Un cuento de: Ariel Wolf.
Hace tiempo me crucé a una conocida, casi una buena amiga, lo sería si no se obstinara tanto en destacar sus espinas. Pude saludarla con un beso, pero decidí tomar su mano entre las mías y decirle con la mirada que eran obvios sus pétalos, ella entendió y yo adiviné el momento justo en el que ella retiraría su mano suavemente marcando la retirada a sus exhaustas tropas. Después se volvieron tiernas sus más filosas ironías, ridículos sus arsenales, blanca como la mía su bandera.
Las ambiciones, las metas, los rencores, la adrenalina, la plata, las necesidades materiales, ayudan a no parar, a no caer en los meandros de la confusión de los sentimientos. Uno mete y mete hasta que el cuerpo dice basta y aún así se sigue porque no hay tiempo, porque los años nos vuelven ansiosos, porque tenemos miedo de no llegar ni a arañar una puntita de nuestros ambiciosos sueños de juventud.
Sueños que nacieron en la adolescencia, en algún ideal romántico, en la utopía de cambiar al mundo, atados a un primer amor, puro, ideal, imposible o fugaz.

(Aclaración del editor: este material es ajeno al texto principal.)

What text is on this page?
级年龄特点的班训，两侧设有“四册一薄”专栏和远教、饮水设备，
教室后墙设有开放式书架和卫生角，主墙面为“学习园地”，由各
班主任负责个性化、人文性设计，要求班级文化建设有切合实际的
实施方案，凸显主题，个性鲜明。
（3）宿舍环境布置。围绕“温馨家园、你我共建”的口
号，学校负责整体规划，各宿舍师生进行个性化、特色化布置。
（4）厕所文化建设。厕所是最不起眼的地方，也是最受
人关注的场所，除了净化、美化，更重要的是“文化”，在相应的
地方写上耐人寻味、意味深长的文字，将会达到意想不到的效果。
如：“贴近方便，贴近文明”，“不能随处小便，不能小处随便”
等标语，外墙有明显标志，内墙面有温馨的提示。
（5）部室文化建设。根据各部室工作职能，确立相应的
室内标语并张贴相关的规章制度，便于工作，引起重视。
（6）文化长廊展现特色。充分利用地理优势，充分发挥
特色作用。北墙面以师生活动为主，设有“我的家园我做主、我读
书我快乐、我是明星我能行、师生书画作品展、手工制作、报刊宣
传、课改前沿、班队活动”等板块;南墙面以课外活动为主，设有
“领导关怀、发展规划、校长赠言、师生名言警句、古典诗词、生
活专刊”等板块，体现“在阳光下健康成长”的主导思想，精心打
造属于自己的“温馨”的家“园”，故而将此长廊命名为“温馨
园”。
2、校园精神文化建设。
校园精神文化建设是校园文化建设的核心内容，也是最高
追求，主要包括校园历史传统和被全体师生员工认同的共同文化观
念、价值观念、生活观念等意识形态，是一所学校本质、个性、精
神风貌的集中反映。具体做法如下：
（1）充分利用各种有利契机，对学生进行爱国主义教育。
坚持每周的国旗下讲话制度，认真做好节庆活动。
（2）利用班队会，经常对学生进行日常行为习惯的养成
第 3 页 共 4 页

En algún momento quisimos atraparlo, materializar nuestras posibilidades de acceder a él desde un título, un currículum nutrido, un halo de importancia que cargue nuestro sex a pil(as).
Pero unas palabras inspiradas, el gesto justo no pensado, la inocencia de una mirada, el cosquilleo en el pecho, no se calculan, no se construyen adrede como una pirámide inerte. Las estatuas de los grandes hombres y mujeres son vanos intentos de la vanidad, pobres estrategias para el amor, rocas que el viento desgasta sin que los transeúntes se detengan a alabarlos, no hay tiempo para eso, si paramos nunca habrá una estatua nuestra en una plaza, si paramos nos morimos con la muerte y no hay más nada.
Pero yo no me olvido de parar a oler una flor silvestre antes de darla sin haber planeado darla, no me olvido de encontrar la verdad en medio de la mentira, de mimar a alguien que grita, de ayudar a un viejito a sentarse mientras el chofer del bondi acelera para negar el tedioso presente. No hay otra inmortalidad que la de este segundo, no hay otro paraíso que el de estas pocas palabras tiernas.